Non-standard models of arithmetic for Dummies (2)
I've learned that there are (at least) three types of countable non-standard models of arithmetic, depending on the primitive operations:
- successor only → $\mathbb{N}$ followed by a copy of $\mathbb{Z}$ (due to Dedekind, see here or here)
- successor + addition → $\mathbb{N}$ followed by a discretely-ordered infinite sequence of copies of $\mathbb{Z}$
- successor + addition + multiplication → $\mathbb{N}$ followed by a densely-ordered infinite sequence of copies of $\mathbb{Z}$
[Thanks to Andres and boumol for explaining the order type in cases (2) and (3)]
In any case there are numbers inaccessible from 0 by finite application of the successor function.
What I still don't understand is: Isn't the axiom (schema) of induction saying that one can reach every number from 0 by finite application of the successor function? It seems to say this at first sight, but it actually doesn't. But what else does it say then, i.e. what are equivalent formulations making it clearer why there are non-standard models? And how then can the inaccessible numbers "inherit" their properties from 0? (Or isn't the induction axiom about inheritance?)
Heuristic guess: The induction axiom schema doesn't talk about finite application of the successor function, and by applying the successor function infinitely often one can pass from the $\mathbb{N}$ part to the $\mathbb{Z}$ part (but obviously one does not have to).
Another question: In which respect exactly is the first order axiom schema of induction weaker than its second order counterpart which outrules non-standard models? (I know that there are uncountably many subsets of $\mathbb{N}$ but only countable many definable ones, but is this all there is to say?) Does the second order axiom actually say that every number can be finitely reached from 0 (and the first order axiom fails to say this)?

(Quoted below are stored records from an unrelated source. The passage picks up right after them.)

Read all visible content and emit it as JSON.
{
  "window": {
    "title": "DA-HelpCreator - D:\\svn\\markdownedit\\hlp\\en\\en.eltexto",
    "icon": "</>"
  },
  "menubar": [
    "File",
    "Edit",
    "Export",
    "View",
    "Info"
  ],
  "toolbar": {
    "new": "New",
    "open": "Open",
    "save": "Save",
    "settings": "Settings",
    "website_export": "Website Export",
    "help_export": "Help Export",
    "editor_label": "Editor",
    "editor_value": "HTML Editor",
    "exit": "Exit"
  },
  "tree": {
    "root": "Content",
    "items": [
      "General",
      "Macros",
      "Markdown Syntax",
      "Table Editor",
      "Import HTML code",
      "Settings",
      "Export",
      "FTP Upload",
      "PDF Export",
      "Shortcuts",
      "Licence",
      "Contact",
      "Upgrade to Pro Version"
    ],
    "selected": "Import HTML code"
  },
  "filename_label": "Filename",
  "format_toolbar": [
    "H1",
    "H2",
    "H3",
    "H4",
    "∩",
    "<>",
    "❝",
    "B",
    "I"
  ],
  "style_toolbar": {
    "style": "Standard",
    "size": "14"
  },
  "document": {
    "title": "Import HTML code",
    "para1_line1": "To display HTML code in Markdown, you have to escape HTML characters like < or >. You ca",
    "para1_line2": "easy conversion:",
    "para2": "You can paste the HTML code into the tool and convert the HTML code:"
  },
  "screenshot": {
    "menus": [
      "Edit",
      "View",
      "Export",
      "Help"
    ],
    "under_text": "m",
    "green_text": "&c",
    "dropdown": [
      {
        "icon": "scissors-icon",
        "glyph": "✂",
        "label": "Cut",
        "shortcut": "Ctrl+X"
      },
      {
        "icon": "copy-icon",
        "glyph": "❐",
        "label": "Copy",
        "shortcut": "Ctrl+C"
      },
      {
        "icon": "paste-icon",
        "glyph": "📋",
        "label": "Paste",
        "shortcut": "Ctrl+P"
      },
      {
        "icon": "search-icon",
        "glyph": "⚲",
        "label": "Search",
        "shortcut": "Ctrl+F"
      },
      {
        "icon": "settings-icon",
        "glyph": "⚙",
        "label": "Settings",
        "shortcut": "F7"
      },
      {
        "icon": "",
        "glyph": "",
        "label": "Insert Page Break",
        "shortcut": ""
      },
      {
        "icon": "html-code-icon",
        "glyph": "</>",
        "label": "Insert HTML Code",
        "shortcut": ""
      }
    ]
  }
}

What I still don't understand is: Isn't the axiom (schema) of induction saying that one can reach every number from 0 by finite application of the successor function? It seems to say this at first sight, but it actually doesn't.
It doesn't say that at all. The axiom schema of induction says, more or less, that any formula which is true for $0$ and which is true for $S(x)$ if it's true for $x$ is true for all $x$. The statement "$x$ can be reached from $0$ by applying the successor function finitely many times" is not a first-order formula, so it isn't covered. (Indeed, you can prove that no first-order formula with this property exists precisely by constructing a non-standard model of Peano arithmetic.)
by applying the successor function infinitely often one can pass from the N part to the Z part (but obviously one does not have to).
You can't get to the non-standard part of a non-standard model from $0$ using the successor function at all. Any finite application will give you a standard integer and applying the successor function "infinitely often" doesn't make sense without significant qualification about what this means.